In a pre-sentencing evaluation performed on May 10, 2011, Minkow was diagnosed by a Michael Brannon as having a personality disorder with antisocial and narcissistic features, attention deficit hyperactivity disorder, anxiety disorder, opioid dependence, anabolic steroid abuse, and migraine headaches.

On July 21, Seitz sentenced Minkow to five years in prison. In imposing the sentence, she stated that Minkow had "no moral compass that says 'Stop.'" Seitz also ordered him to pay Lennar $583.5 million in restitution—an amount that had been imposed a month earlier in the civil case. She also recommended that Minkow serve his sentence at Federal Prison Camp, Montgomery in Montgomery, Alabama. However, on September 20, he was ordered to begin his sentence at Federal Medical Center, Lexington in Lexington, Kentucky.

==Church fraud guilty plea==
On June 14, 2011; KGTV in San Diego interviewed several members of Minkow's former church, who said Minkow swindled them. One woman said Minkow asked her for $300,000, purportedly to help finance a movie about his redemption story.

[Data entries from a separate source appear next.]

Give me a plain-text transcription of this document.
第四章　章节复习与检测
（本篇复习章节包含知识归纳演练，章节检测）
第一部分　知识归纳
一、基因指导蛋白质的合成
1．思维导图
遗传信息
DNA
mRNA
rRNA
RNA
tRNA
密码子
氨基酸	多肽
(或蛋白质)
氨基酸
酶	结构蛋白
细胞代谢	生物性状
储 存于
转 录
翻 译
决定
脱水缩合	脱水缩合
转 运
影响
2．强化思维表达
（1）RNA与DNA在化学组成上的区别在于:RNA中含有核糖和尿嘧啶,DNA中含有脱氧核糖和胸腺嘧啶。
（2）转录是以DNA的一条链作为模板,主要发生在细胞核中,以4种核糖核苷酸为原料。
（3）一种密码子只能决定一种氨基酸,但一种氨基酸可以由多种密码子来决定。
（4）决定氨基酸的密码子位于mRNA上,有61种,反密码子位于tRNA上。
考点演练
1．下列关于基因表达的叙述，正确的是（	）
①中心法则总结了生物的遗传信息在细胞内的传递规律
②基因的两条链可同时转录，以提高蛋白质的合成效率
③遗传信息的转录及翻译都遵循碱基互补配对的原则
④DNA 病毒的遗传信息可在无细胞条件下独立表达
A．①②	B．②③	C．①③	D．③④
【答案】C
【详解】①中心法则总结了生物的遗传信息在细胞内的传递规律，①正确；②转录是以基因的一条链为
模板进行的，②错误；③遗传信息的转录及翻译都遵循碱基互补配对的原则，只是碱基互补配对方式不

On January 22, 2014, Minkow pleaded guilty to one count each of conspiracy to commit bank fraud, wire fraud, mail fraud and to defraud the federal government. He admitted to embezzling over $3 million in donations to Community Bible Church from 2001 to 2011. He opened unauthorized bank accounts purportedly on the church's behalf, forged signatures on church checks, diverted money from legitimate church accounts for his personal use, and charged unauthorized personal expenses on church credit cards. He also concealed $890,000 of income and $250,000 in taxes from the IRS. Among his victims were a widower who gave $75,000 to fund a supposed hospital in Sudan to honor his wife after she died of cancer, and a woman who gave Minkow $300,000 that would have otherwise gone to help raise her teenage granddaughter.

On April 28, 2014, Judge Michael Anello sentenced Minkow to five years in prison, the maximum possible sentence under his plea bargain. The sentence ran consecutively with his earlier sentence for securities fraud. While Minkow's attorneys asked for a sentence of forty-one months, Anello felt obligated to impose the maximum for what he called a "despicable, inexcusable crime." On June 2, Minkow reached an agreement with federal prosecutors that called for him to pay $3.4 million in restitution. This will potentially be a ruinous amount for Minkow, on top of the restitution he still owes Lennar, Union Bank and the ZZZZ Best victims. Earlier, he said that the $26 million restitution for the ZZZZ Best scam alone was large enough that he would be writing restitution checks to the victims for the rest of his life. As a result of his latest sentence, Minkow was released on June 6, 2019.

==Film adaptation and docuseries==
Prior to his 2011 conviction, production began on a film detailing Minkow's life and redemption. The film, featuring Mark Hamill, Justin Baldoni, Talia Shire and Ving Rhames, was partially funded by donations Minkow solicited from his congregation. Minkow insisted on playing the middle-aged version of himself in the film. Following his arrest, the film's release was cancelled and work began on a new ending. The film—retitled Con Man from the original title Minkow—was eventually released in March 2018.

In January 2022, a three-part Discovery+ docuseries, called King of the Con, was released. The series explored how Minkow could reinvent himself and get rich several different times. The miniseries was produced by The Content Group, with Pamela Deutsch serving as executive producer for Discovery+, and has Minkow himself recounting his past, his crimes and the process of reinventing himself.